Sudan: five months of anti-government protests

Khartoum (AFP) –


The sit-in protest outside army headquarters in the Sudanese capital, dispersed on Monday, began in April and stayed put even after president Omar al-Bashir's ouster.

The thousands of demonstrators at the camp were demanding civilian rule in the tightly controlled and impoverished country, in a popular uprising that first began in December.

Here is a timeline:

- Bread prices -

Protests erupted in various cities on December 19, 2018 against a government decision to triple bread prices.

They spread and morph into calls for Bashir to quit after three decades of iron-fisted rule.

The protests reach Khartoum on December 20, with demonstrators chanting "freedom, peace, justice".

Clashes break out as police try to disperse the crowds. Eight demonstrators are killed in two cities, the first of dozens of deaths in protest-related violence over the following months.

- Army HQ sit-in -

On February 22, Bashir declares a nationwide state of emergency. He swears in a new prime minister two days later, as riot police confront hundreds of protesters calling for him to resign.

On April 6, thousands gather for the first time outside military headquarters in Khartoum, chanting "one army, one people" in a plea for the military's support.

They defy attempts by police to dislodge them with tear gas and gunshots fired into the air.

- Bashir ousted -

On April 11, authorities announce Bashir has been removed from power and that a transitional military council will govern for two years.

Elation turns to anger as protesters denounce a "military coup" that leaves the regime in place, thousands remaining camped outside army headquarters.

On April 14, protest leaders demand that the new military rulers transfer power to a civilian government.

- Talks start -

Sudan's military rulers hold a first round of talks with protest leaders on April 20.

In an April 27 breakthrough, the two sides agree to establish a joint civilian-military ruling council. However differences remain over the composition of the council, with each side demanding a majority.

Tensions flare and on April 30, the military says six security force members are killed in protests. Demonstrators reinforce their sit-in outside the army HQ.

Demonstrators mass in the capital on May 2 as protest leaders say the army is not serious about handing over power.

On May 15, amid expectations that agreement will be reached on a three-year transition to a civilian administration, military leaders suspend talks, insisting demonstrators remove barricades they have set up in the capital.

- Talks break down -

The talks resume on May 19 but break down the following day, deadlocked over who should head the new governing body with the Alliance for Freedom and Change, the umbrella group of the protest movement, demanding the post goes to a civilian.

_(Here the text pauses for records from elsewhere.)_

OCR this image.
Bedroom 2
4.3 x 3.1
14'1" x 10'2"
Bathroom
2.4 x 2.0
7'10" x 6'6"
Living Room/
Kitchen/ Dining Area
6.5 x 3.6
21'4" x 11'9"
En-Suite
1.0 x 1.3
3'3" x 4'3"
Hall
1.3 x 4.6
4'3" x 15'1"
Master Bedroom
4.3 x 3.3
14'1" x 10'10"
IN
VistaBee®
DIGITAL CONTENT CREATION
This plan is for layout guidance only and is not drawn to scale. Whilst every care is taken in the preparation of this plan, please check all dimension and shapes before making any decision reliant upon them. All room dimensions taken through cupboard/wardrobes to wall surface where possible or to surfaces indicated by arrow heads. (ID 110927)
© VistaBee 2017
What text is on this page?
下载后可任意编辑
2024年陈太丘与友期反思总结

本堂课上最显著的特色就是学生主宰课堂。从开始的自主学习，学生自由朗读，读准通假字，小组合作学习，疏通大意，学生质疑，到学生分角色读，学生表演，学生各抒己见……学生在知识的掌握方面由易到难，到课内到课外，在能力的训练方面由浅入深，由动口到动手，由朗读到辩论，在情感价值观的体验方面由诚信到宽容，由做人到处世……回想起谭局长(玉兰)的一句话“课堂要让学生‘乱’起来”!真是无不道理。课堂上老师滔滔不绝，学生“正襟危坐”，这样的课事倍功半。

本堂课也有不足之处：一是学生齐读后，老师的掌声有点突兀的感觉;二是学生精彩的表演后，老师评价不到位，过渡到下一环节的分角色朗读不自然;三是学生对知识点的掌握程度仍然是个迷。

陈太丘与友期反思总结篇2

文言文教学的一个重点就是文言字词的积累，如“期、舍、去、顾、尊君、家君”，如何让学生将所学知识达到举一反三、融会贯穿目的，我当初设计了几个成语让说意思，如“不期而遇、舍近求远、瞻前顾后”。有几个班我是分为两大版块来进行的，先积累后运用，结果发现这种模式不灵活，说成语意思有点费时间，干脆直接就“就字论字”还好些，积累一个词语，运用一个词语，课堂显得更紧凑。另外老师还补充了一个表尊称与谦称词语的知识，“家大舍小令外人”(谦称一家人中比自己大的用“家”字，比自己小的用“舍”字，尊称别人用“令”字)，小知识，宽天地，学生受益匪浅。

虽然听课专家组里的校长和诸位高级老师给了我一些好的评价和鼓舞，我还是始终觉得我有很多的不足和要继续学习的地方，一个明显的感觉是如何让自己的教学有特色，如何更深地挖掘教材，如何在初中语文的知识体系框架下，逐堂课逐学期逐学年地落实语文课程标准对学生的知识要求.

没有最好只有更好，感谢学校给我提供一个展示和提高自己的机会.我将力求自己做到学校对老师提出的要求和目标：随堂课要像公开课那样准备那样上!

On May 28, thousands of workers in government offices, banks, private sector firms and the docks begin a two-day strike to pressure the military rulers.

Two days later, hundreds of women march to the military headquarters calling for civilian government, followed by a protest by thousands more people the next day.

- Sit-in broken up -

On June 3 protest leaders say the military rulers have forcefully broken up the sit-in outside army headquarters in Khartoum.

The Central Committee of Sudanese Doctors, which is close to the protesters, says in a provisional toll that at least 13 were killed and 116 injured.

The military rulers deny trying to break up the sit-in "by force", saying their forces were targeting a "dangerous" area near the protest.

Protest leaders say they have cut all contact with the military rulers and call for "total civil disobedience".